All the Churches on earth were mere branches—some more flourishing and fruitful, some more sterile and corrupt —of the Universal Church of which Christ was the head. The comforting aid derived from Church fellowship was important; but it was far more important that even one should for himself approach, like a trusting child, the footstool of the Loving Father, and be persistent in asking for strengthening help and the communion of the Holy Ghost. Popes, priests, and ministers were too apt to substitute almost entirely the aids, crutches, and small idols of imperfect worship, ritualism, and discipline for the life-giving faith that came through each one studying the Scriptures for himself, and transacting his own business prayerfully and obediently with the All-Father. The collective grace and light thus individually obtained, formed the true strength of earthly Churches, and did more than all things else to advance Christ's Kingdom upon earth. In truth, without this individual seeking after the better life, earthly Churches were apt at times to be hindrances to pure religion, and extinguishers of living faith. Let them therefore seek Christ, God made manifest in the flesh, the only Mediator, the Head of the Universal Church, the Judge of all, but also the Lamb of God, who came to take away the sin of the world. Let them learn from the Spirit of Truth how to walk humbly with their Maker; and let them seek earnestly to understand, even if but darkly and imperfectly, the breadth, length, and depth of the love of God, " who so loved the world that he gave his only begotten son, that whosoever believeth on him should not perish but have everlasting life."

Mr Macphadrig's sermon was not long. The majority of his hearers, indeed, thought it a great deal too short. Much of it was outside the rutted tracks of customary preaching. If preached in English, heresy-hunters could find doubtful stuff in it. There could be no doubt it was a damper for the effective partisanship people, with their loud self-praise, and their glib revilings of black Moderates and the constituted authorities of the land.
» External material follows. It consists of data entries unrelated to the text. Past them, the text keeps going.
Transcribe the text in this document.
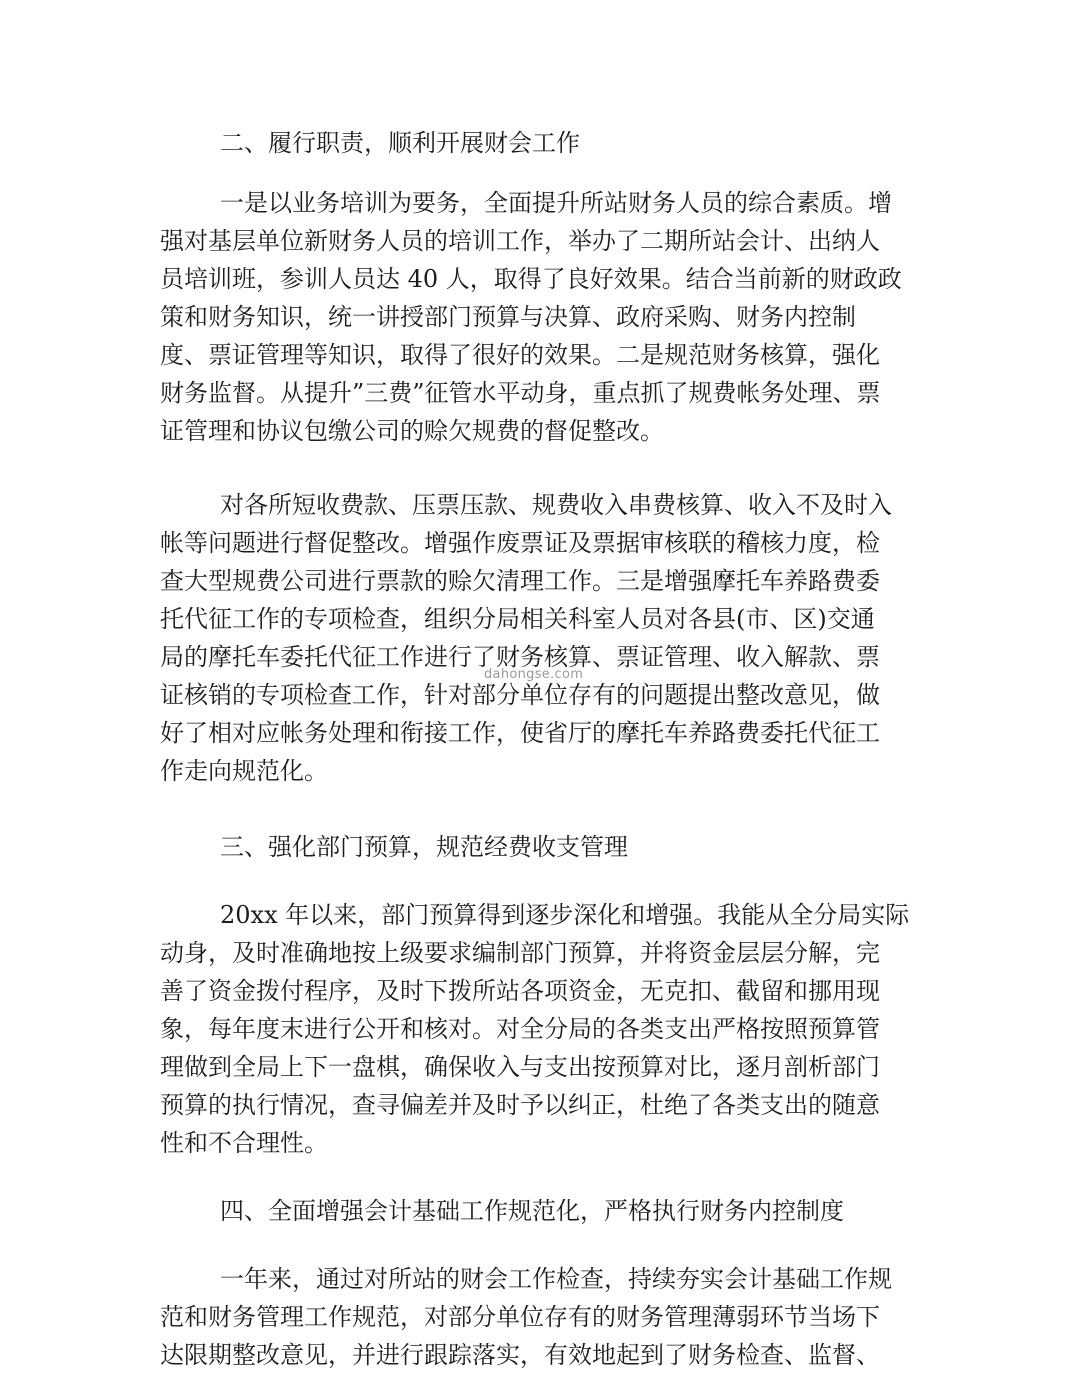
二、履行职责，顺利开展财会工作
一是以业务培训为要务，全面提升所站财务人员的综合素质。增
强对基层单位新财务人员的培训工作，举办了二期所站会计、出纳人
员培训班，参训人员达 40 人，取得了良好效果。结合当前新的财政政
策和财务知识，统一讲授部门预算与决算、政府采购、财务内控制
度、票证管理等知识，取得了很好的效果。二是规范财务核算，强化
财务监督。从提升”三费”征管水平动身，重点抓了规费帐务处理、票
证管理和协议包缴公司的赊欠规费的督促整改。
对各所短收费款、压票压款、规费收入串费核算、收入不及时入
帐等问题进行督促整改。增强作废票证及票据审核联的稽核力度，检
查大型规费公司进行票款的赊欠清理工作。三是增强摩托车养路费委
托代征工作的专项检查，组织分局相关科室人员对各县(市、区)交通
局的摩托车委托代征工作进行了财务核算、票证管理、收入解款、票
证核销的专项检查工作，针对部分单位存有的问题提出整改意见，做
好了相对应帐务处理和衔接工作，使省厅的摩托车养路费委托代征工
作走向规范化。
三、强化部门预算，规范经费收支管理
20xx 年以来，部门预算得到逐步深化和增强。我能从全分局实际
动身，及时准确地按上级要求编制部门预算，并将资金层层分解，完
善了资金拨付程序，及时下拨所站各项资金，无克扣、截留和挪用现
象，每年度末进行公开和核对。对全分局的各类支出严格按照预算管
理做到全局上下一盘棋，确保收入与支出按预算对比，逐月剖析部门
预算的执行情况，查寻偏差并及时予以纠正，杜绝了各类支出的随意
性和不合理性。
四、全面增强会计基础工作规范化，严格执行财务内控制度
一年来，通过对所站的财会工作检查，持续夯实会计基础工作规
范和财务管理工作规范，对部分单位存有的财务管理薄弱环节当场下
达限期整改意见，并进行跟踪落实，有效地起到了财务检查、监督、
dahongse.com
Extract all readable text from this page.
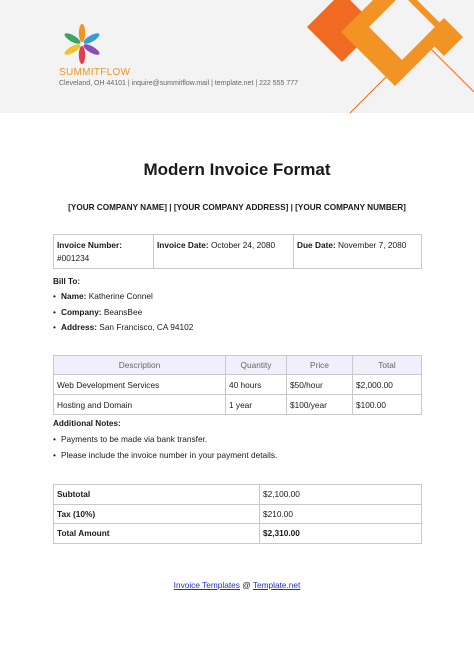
SUMMITFLOW
Cleveland, OH 44101 | inquire@summitflow.mail | template.net | 222 555 777
Modern Invoice Format
[YOUR COMPANY NAME] | [YOUR COMPANY ADDRESS] | [YOUR COMPANY NUMBER]
Invoice Number:
#001234	Invoice Date: October 24, 2080	Due Date: November 7, 2080
Bill To:
• Name: Katherine Connel
• Company: BeansBee
• Address: San Francisco, CA 94102
Description	Quantity	Price	Total
Web Development Services	40 hours	$50/hour	$2,000.00
Hosting and Domain	1 year	$100/year	$100.00
Additional Notes:
• Payments to be made via bank transfer.
• Please include the invoice number in your payment details.
Subtotal	$2,100.00
Tax (10%)	$210.00
Total Amount	$2,310.00
Invoice Templates @ Template.net
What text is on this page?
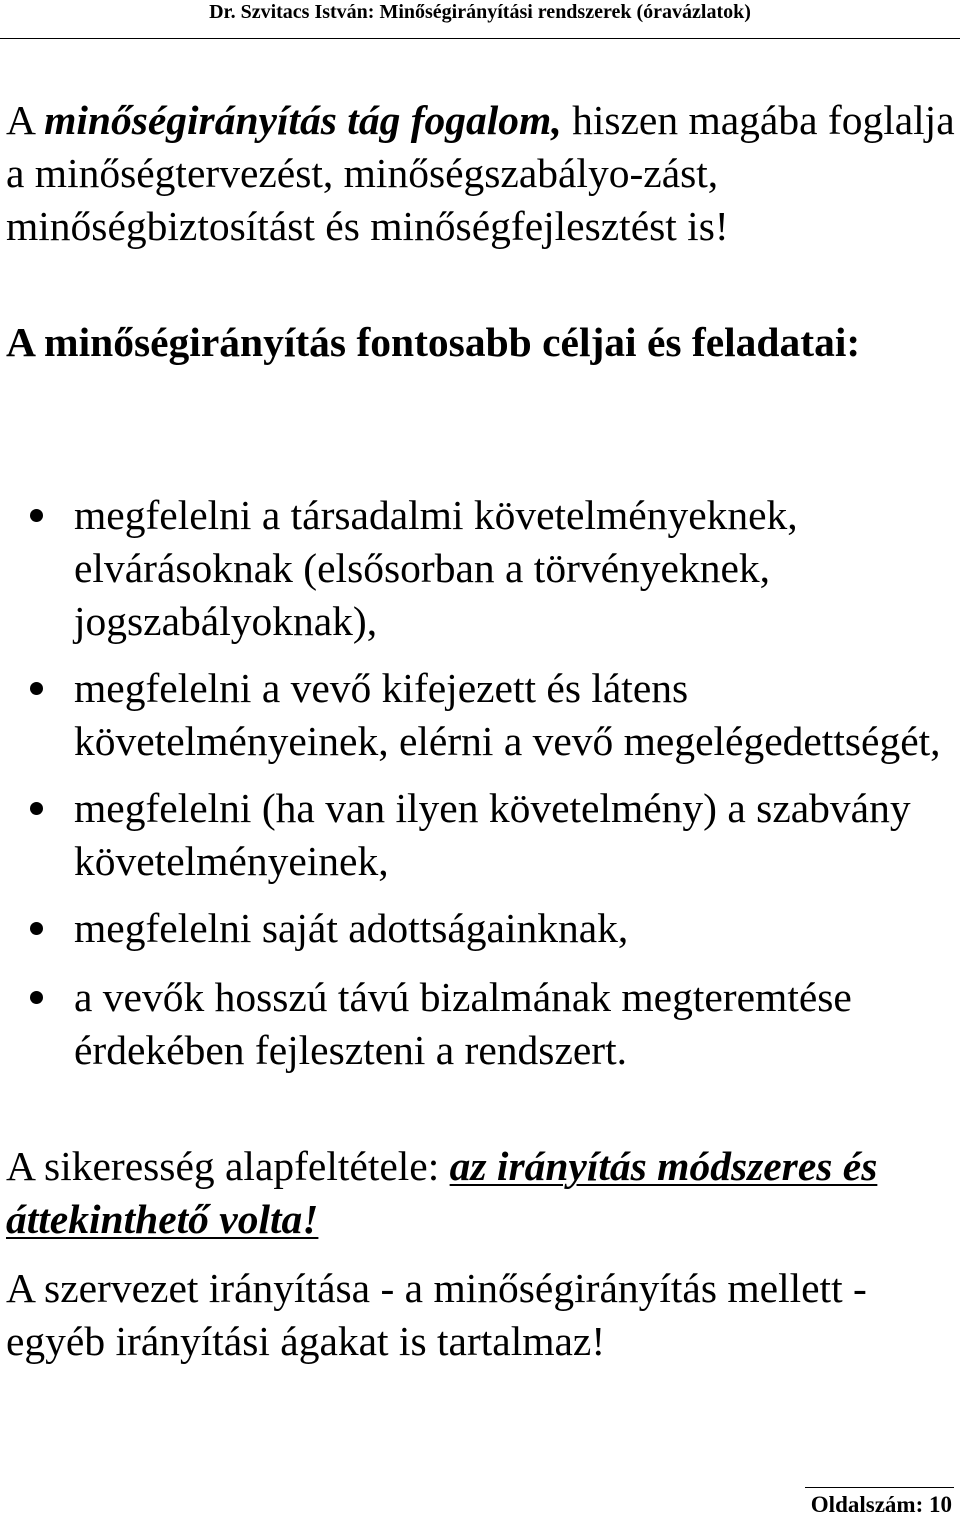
Dr. Szvitacs István: Minőségirányítási rendszerek (óravázlatok)

A minőségirányítás tág fogalom, hiszen magába foglalja a minőségtervezést, minőségszabályo-zást, minőségbiztosítást és minőségfejlesztést is!

A minőségirányítás fontosabb céljai és feladatai:

megfelelni a társadalmi követelményeknek, elvárásoknak (elsősorban a törvényeknek, jogszabályoknak),
megfelelni a vevő kifejezett és látens követelményeinek, elérni a vevő megelégedettségét,
megfelelni (ha van ilyen követelmény) a szabvány követelményeinek,
megfelelni saját adottságainknak,
a vevők hosszú távú bizalmának megteremtése érdekében fejleszteni a rendszert.

A sikeresség alapfeltétele: az irányítás módszeres és áttekinthető volta!

A szervezet irányítása - a minőségirányítás mellett - egyéb irányítási ágakat is tartalmaz!

Oldalszám: 10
Duncan Ban was seated conspicuously on the top of the highest dun. Calum was on one side of him and Diarmad on the other. At his feet were Ewan Mor, his sister Jessie, Mary Macintyre, and other black Moderates, young and old. As soon as Duncan Ban and his company occupied this ground, one of the holy sisters gave it the name of Mount Gerizim; and Ealag published the name among the faithful while people were taking their places before the singing of the first psalm. Ealag and some of the sisters occupied the next mound, and they keenly watched the bearing of the Moderates, expecting they should be made to writhe under well deserved rebuke, and threats of brimstone dressings for remaining behind in doomed Babylon, when their neighbours escaped from captivity and returned to the Land of Canaan. But the sermon was not the sort of thing they wished for that day; and they were bitterly disappointed to see Duncan Ban's face glowing with fascinated admiration, and with eyes half closed, and hand behind his ear, listening as if to a message from the Land of the Leal;. while all the other black Moderates, young and old, were as attentive and reverential as if Mr Macphadrig belonged to their own kirk.